H. Garcia-Molina, J. Ullman and J. Widom. Database Systems: The Complete Book. Prentice-Hall, 2006 (2nd
Edition).
J. Gray and A. Reuter. Transaction processing: Concepts and techniques. Morgan-Kaufmann, 1993.
B. Charron-Bost, F. Pedone, A. Schipér (Eds.) Replication: Theory and Practice. Springer, 2010.
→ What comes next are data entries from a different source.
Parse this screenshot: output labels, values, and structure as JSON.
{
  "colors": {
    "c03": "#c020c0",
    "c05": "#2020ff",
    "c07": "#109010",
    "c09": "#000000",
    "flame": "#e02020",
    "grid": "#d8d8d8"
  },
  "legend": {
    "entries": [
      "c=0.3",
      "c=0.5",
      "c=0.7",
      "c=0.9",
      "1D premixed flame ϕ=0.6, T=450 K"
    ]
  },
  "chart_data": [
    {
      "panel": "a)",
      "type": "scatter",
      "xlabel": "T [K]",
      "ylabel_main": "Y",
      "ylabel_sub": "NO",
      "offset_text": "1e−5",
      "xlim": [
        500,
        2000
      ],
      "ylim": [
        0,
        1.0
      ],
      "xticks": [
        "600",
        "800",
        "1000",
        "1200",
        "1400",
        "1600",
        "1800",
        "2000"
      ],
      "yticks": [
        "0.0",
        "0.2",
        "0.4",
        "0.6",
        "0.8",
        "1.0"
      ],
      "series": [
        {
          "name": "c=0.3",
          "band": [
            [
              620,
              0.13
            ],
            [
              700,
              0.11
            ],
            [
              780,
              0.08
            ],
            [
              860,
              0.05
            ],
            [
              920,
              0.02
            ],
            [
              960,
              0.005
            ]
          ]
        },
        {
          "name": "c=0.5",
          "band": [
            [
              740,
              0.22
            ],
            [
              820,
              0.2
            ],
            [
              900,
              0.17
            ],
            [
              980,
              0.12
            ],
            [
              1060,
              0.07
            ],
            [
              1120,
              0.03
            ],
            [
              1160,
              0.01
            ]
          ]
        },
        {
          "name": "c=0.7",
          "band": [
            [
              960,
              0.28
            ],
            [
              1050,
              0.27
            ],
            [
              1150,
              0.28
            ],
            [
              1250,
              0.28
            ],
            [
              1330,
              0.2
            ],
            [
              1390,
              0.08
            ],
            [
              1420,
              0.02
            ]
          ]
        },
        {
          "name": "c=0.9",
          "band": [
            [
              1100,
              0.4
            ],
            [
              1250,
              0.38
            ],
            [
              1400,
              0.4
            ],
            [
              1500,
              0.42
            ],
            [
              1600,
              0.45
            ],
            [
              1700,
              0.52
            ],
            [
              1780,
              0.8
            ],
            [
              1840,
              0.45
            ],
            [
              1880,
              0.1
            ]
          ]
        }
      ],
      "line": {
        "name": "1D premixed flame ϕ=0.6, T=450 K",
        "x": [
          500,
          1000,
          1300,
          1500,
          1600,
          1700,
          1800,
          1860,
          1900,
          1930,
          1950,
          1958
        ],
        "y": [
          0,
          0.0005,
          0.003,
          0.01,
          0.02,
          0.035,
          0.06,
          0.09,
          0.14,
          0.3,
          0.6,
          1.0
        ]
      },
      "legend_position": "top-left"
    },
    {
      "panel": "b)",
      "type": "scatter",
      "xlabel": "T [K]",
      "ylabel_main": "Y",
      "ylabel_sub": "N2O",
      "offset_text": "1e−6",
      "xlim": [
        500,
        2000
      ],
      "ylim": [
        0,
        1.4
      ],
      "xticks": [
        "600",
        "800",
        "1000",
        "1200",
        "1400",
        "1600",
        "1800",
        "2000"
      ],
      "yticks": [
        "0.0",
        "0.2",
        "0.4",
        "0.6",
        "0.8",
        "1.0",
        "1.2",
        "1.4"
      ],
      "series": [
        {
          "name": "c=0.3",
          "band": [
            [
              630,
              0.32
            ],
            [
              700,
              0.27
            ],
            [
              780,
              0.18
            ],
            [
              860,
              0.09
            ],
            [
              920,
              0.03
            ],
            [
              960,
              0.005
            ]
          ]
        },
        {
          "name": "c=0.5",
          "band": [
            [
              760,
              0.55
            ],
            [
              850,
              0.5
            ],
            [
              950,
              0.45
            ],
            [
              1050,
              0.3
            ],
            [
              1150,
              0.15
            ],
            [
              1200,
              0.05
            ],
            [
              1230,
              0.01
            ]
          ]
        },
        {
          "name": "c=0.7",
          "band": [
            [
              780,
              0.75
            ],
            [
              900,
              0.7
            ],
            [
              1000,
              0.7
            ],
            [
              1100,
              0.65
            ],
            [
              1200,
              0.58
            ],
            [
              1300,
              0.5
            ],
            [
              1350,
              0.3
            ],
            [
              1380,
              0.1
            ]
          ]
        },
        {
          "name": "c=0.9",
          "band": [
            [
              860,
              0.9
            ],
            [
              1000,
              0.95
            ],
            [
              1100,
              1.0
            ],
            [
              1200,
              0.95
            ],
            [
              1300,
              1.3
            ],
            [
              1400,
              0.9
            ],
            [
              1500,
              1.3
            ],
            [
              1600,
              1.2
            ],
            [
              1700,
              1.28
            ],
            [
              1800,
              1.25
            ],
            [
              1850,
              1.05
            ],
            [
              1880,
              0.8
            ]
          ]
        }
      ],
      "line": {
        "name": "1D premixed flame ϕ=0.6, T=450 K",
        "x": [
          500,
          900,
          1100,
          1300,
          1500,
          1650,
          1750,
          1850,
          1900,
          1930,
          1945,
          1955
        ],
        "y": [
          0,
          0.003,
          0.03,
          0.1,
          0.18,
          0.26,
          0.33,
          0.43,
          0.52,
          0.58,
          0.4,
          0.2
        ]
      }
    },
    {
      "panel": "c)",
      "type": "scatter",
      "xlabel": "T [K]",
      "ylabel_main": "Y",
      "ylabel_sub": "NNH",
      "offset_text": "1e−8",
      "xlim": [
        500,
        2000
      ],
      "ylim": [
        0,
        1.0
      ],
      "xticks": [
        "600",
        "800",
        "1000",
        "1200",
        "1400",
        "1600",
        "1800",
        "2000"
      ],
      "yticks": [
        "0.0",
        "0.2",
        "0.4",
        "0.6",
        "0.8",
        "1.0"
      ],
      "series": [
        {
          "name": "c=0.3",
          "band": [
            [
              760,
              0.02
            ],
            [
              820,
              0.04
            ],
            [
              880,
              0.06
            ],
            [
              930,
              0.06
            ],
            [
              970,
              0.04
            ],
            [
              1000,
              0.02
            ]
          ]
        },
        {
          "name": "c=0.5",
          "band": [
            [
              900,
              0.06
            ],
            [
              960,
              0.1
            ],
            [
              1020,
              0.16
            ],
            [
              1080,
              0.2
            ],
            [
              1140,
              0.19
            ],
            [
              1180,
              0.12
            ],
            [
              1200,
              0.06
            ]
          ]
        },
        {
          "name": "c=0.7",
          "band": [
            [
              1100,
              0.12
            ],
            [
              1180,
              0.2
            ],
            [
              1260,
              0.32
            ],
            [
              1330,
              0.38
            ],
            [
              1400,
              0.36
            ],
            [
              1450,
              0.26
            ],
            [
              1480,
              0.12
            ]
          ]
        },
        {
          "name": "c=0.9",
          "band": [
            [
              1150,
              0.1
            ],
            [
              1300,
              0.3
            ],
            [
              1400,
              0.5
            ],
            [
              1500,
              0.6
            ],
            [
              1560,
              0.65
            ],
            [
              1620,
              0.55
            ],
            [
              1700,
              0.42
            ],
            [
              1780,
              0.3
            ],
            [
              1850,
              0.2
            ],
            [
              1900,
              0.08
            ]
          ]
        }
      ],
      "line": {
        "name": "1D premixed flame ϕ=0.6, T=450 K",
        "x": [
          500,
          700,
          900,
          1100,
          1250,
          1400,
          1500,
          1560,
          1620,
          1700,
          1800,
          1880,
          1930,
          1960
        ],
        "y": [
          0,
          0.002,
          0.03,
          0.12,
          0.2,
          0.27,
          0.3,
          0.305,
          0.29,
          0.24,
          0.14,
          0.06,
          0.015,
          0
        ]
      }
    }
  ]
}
Data-Center Infrastructure (Sem. 1)

Learning outcomes

To understand and explain the trade-offs between cost, performance and dependability in datacenter design
and implementation.
Ability to select the appropriate technology for each scenario.
Use redundancy, virtualization and centralized management mechanisms in the conception, implementation
and operation of a data-center.
Understand and establish infrastructures capacities in order to timely upgrade or scale them.
Ability to identify the bottlenecks of the infrastructures.

Syllabus

Data Storage Infrastructure:
NAS/SAN (Network Attached Storage / Storage Area Network)
RAID;
Physical volume management;
Filesystems
key-value stores
Backup and restore policies
Services Infrastructure:
Redundant services;
Servers virtualization;
Management and monitoring:
Systems management
Performance analysis
Monitoring
Services and infrastructure security

Teaching methodologies and evaluation

The lectures will present both the subjects of the course and self contained problems related to the subjects
being studied.
There will be some exercises or projects aiming at solving and implementing the presented problems.
For the final classification both the practical problems implementation reports and the written exam will be
accounted.

Bibliography

• Load Balancing Servers, Firewalls, and Caches, Chandra Kopparapu, Wiley
• Storage Area Network Essentials, Richard barker, Paul Massiglia, Wiley, 2000
• Blueprints for High Availability, Evan Marcus, Hal Stern Wiley
• LDAP System Administration, Gerald Carter, O'Reilly
• DNS and BIND, Paul Albitz, Cricket Liu, O'Reilly
• LDAP System Administration, Gerald Carter, O'Reilly
• Virtual Private Networks, Charlie Scott, Paul Wolfe, Mike Erwin, O'Reilly
• The Art of Capacity Planning, John Allspaw, O’Rilley

Interactive Systems (Sem. 2)

Learning outcomes

• The ability to design user interfaces
• Saber avaliar as interfaces concebidas recorrendo às técnicas mais apropriadas
• Compreender e explorar diferentes técnicas de desenvolvimento de camadas interactivas
• Saber desenvolver camadas de apresentação que permitam evolução controlada e independente das
camadas de lógica e de dados.

Syllabus

• Human-Computer Interaction: fundamentals of HCI (definition of usability, Norman's interaction model), usercentered development.
• Model-based user interfaces development: the Cameleon reference framework; modeling domain, tasks,
abstract and concrete interfaces, the UsiXML language; user interface prototyping (low vs. high fidelity
prototypes), device independence and adaptation; design patterns.
• Web development: 'server side' vs. 'client side' technologies; 'server side' development (HTML5, CSS, JSP),
'client side' development (DOM, Javascript), synchronous vs. asynchronous interfaces (AJAX).
• Evaluation of user interfaces: empirical vs. analytical evaluation, evaluation by inspection; model based
evaluation.

Teaching methodologies and evaluation

Theoretical classes to introduce students to the different topics in the syllabus, and Laboratory classes were
students will carry out mini-projects in order to consolidate knowldge. Written exam plus a group assignment.

Bibliography

• Human-Computer Interaction, third edition. Dix et al. (2004), Pearson/Prentice-Hall.
• Designing Interfaces, 2nd edition. Jenifer Tidwell (2011), O'Reilly.
• Professional JavaScript for Web Developers. Zakas (2005), Wrox.
• Artigos e capítulos de livro a seleccionar numa base anual.